Comment agit la méditation
Pour comprendre comment agit la méditation, et pourquoi tous les neuroscientifiques, chercheurs, philosophes ou enseignants s’accordent pour en chanter les louanges, il est intéressant préalablement de comprendre comment fonctionne le système nerveux. Car c’est à travers celui-ci, qui organise et régit la circulation de l’information à l’intérieur du corps, que vont se déployer tous les bienfaits des pratiques dites méditatives. On tente d’y voir plus clair ensemble ?
Comprendre le système nerveux en méditation
Le système nerveux est un système de communication électrique et biologique, qui pilote la transmission des informations de toute nature dans le corps et le cerveau. Il “traite” la réception, l’échange et la réponse. Il garde la mémoire de toutes nos expériences au niveau cellulaire, et permet ainsi à l’organisme de développer des fonctions d’apprentissage et d’adaptabilité au changement.

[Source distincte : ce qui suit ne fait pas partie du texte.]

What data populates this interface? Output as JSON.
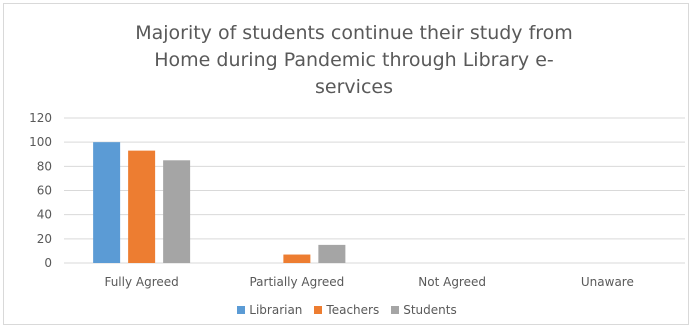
{
  "chart_data": {
    "type": "bar",
    "title": "Majority of students continue their study from Home during Pandemic through Library e-services",
    "title_lines": [
      "Majority of students continue their study from",
      "Home during Pandemic through Library e-",
      "services"
    ],
    "categories": [
      "Fully Agreed",
      "Partially Agreed",
      "Not Agreed",
      "Unaware"
    ],
    "series": [
      {
        "name": "Librarian",
        "values": [
          100,
          0,
          0,
          0
        ],
        "color": "#5b9bd5"
      },
      {
        "name": "Teachers",
        "values": [
          93,
          7,
          0,
          0
        ],
        "color": "#ed7d31"
      },
      {
        "name": "Students",
        "values": [
          85,
          15,
          0,
          0
        ],
        "color": "#a5a5a5"
      }
    ],
    "xlabel": "",
    "ylabel": "",
    "ylim": [
      0,
      120
    ],
    "yticks": [
      0,
      20,
      40,
      60,
      80,
      100,
      120
    ],
    "grid": true,
    "legend_position": "bottom"
  }
}
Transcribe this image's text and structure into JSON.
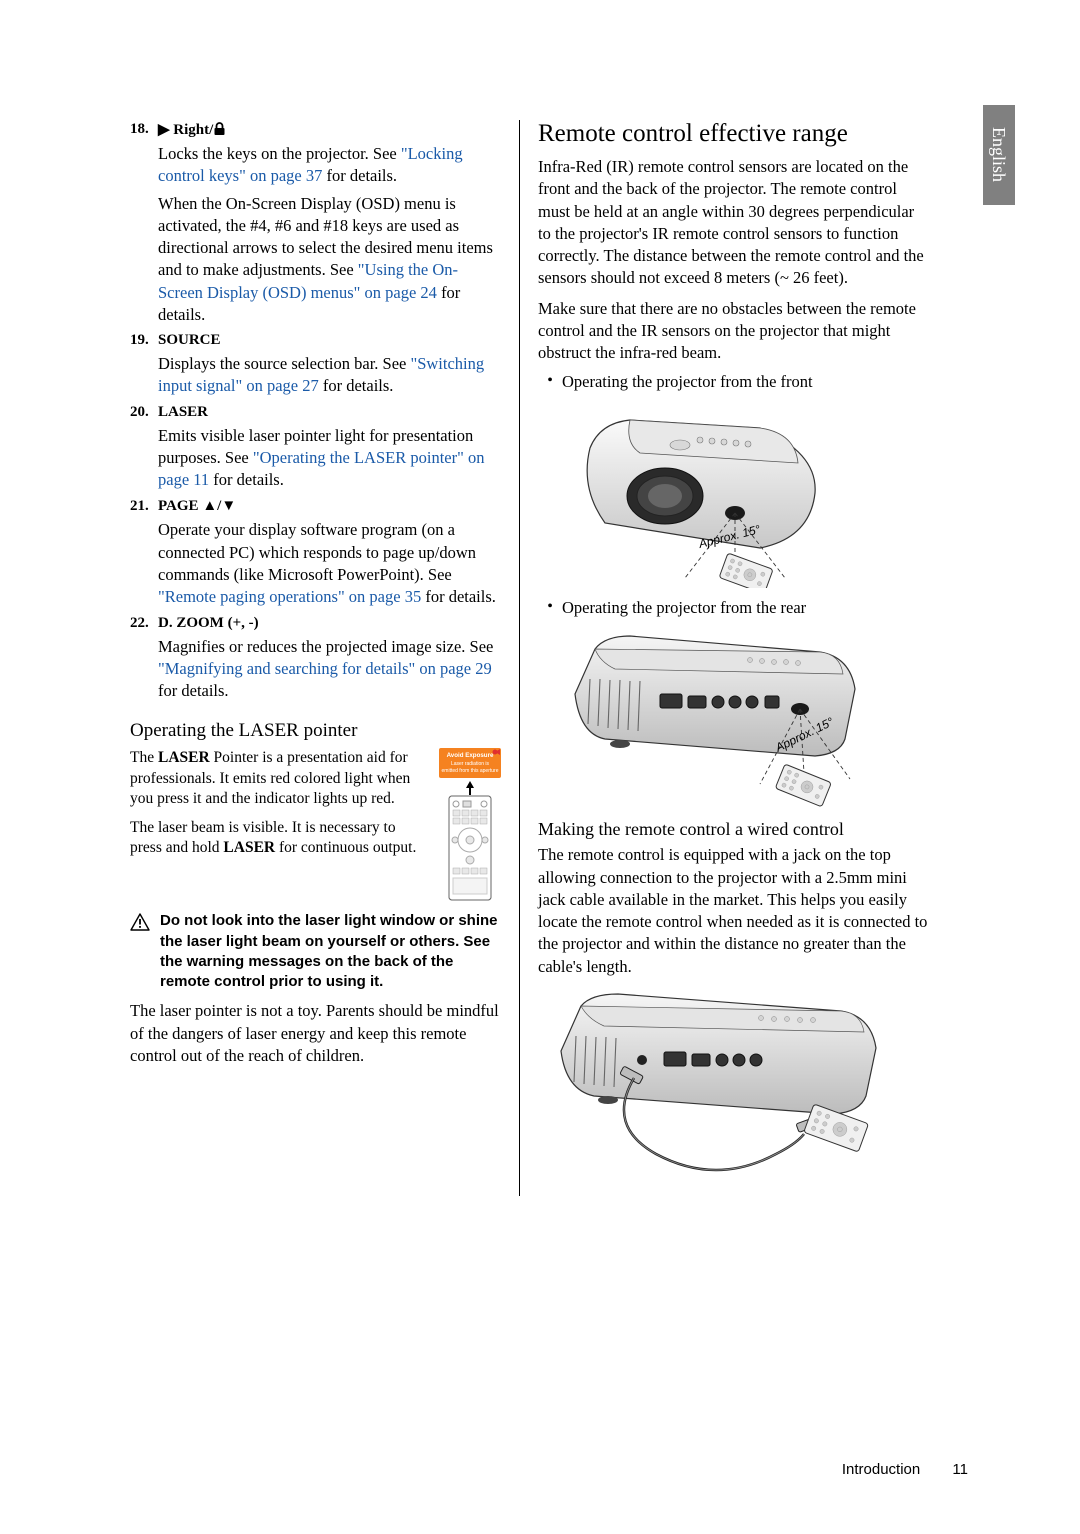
{
  "sideTab": "English",
  "items": [
    {
      "num": "18.",
      "title_pre": "",
      "title": "Right/",
      "glyph": "right-lock",
      "bodies": [
        {
          "parts": [
            {
              "t": "Locks the keys on the projector. See "
            },
            {
              "t": "\"Locking control keys\" on page 37",
              "link": true
            },
            {
              "t": " for details."
            }
          ]
        },
        {
          "parts": [
            {
              "t": "When the On-Screen Display (OSD) menu is activated, the #4, #6 and #18 keys are used as directional arrows to select the desired menu items and to make adjustments. See "
            },
            {
              "t": "\"Using the On-Screen Display (OSD) menus\" on page 24",
              "link": true
            },
            {
              "t": " for details."
            }
          ]
        }
      ]
    },
    {
      "num": "19.",
      "title": "SOURCE",
      "bodies": [
        {
          "parts": [
            {
              "t": "Displays the source selection bar. See "
            },
            {
              "t": "\"Switching input signal\" on page 27",
              "link": true
            },
            {
              "t": " for details."
            }
          ]
        }
      ]
    },
    {
      "num": "20.",
      "title": "LASER",
      "bodies": [
        {
          "parts": [
            {
              "t": "Emits visible laser pointer light for presentation purposes. See "
            },
            {
              "t": "\"Operating the LASER pointer\" on page 11",
              "link": true
            },
            {
              "t": " for details."
            }
          ]
        }
      ]
    },
    {
      "num": "21.",
      "title": "PAGE ",
      "glyph": "page-arrows",
      "bodies": [
        {
          "parts": [
            {
              "t": "Operate your display software program (on a connected PC) which responds to page up/down commands (like Microsoft PowerPoint). See "
            },
            {
              "t": "\"Remote paging operations\" on page 35",
              "link": true
            },
            {
              "t": " for details."
            }
          ]
        }
      ]
    },
    {
      "num": "22.",
      "title": "D. ZOOM (+, -)",
      "bodies": [
        {
          "parts": [
            {
              "t": "Magnifies or reduces the projected image size. See "
            },
            {
              "t": "\"Magnifying and searching for details\" on page 29",
              "link": true
            },
            {
              "t": " for details."
            }
          ]
        }
      ]
    }
  ],
  "laser": {
    "heading": "Operating the LASER pointer",
    "p1_pre": "The ",
    "p1_bold": "LASER",
    "p1_post": " Pointer is a presentation aid for professionals. It emits red colored light when you press it and the indicator lights up red.",
    "p2_pre": "The laser beam is visible. It is necessary to press and hold ",
    "p2_bold": "LASER",
    "p2_post": " for continuous output.",
    "warnLabel": {
      "l1": "Avoid Exposure",
      "l2": "Laser radiation is",
      "l3": "emitted from this aperture"
    },
    "warning": "Do not look into the laser light window or shine the laser light beam on yourself or others. See the warning messages on the back of the remote control prior to using it.",
    "p3": "The laser pointer is not a toy. Parents should be mindful of the dangers of laser energy and keep this remote control out of the reach of children."
  },
  "right": {
    "h2": "Remote control effective range",
    "p1": "Infra-Red (IR) remote control sensors are located on the front and the back of the projector. The remote control must be held at an angle within 30 degrees perpendicular to the projector's IR remote control sensors to function correctly. The distance between the remote control and the sensors should not exceed 8 meters (~ 26 feet).",
    "p2": "Make sure that there are no obstacles between the remote control and the IR sensors on the projector that might obstruct the infra-red beam.",
    "b1": "Operating the projector from the front",
    "approx1": "Approx. 15°",
    "b2": "Operating the projector from the rear",
    "approx2": "Approx. 15°",
    "sub2": "Making the remote control a wired control",
    "p3": "The remote control is equipped with a jack on the top allowing connection to the projector with a 2.5mm mini jack cable available in the market. This helps you easily locate the remote control when needed as it is connected to the projector and within the distance no greater than the cable's length."
  },
  "footer": {
    "section": "Introduction",
    "page": "11"
  },
  "colors": {
    "link": "#1a5aa8",
    "tab": "#808080",
    "warnLabel": "#f58220"
  }
}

Très schématiquement, ce système nerveux (SN) se décompose en système nerveux central (du cerveau à la moëlle épinière) et systèmes périphériques. Ceux-ci se déclinent en SN somatique (qui innerve les muscles et permet le mouvement) et SN autonome. Et dans cette sphère autonome, on retrouve le SN entérique (relié au cerveau primitif, il gère notamment la digestion), le SN sympathique (celui de l’action, de la mobilisation, du stress) et le parasympathique (celui des rêves, de la relaxation, de l’hypnose) … Vous comprenez aisément la complémentarité et le besoin d’équilibre des ces systèmes nerveux ?
Chaque temps de méditation va permettre de se reconnecter à cette matrice fonctionnelle et émotionnelle qu’est le système nerveux, d’accéder sur un plan subtil aux mémoires qui alimentent nos circuits nerveux, psychiques, etc.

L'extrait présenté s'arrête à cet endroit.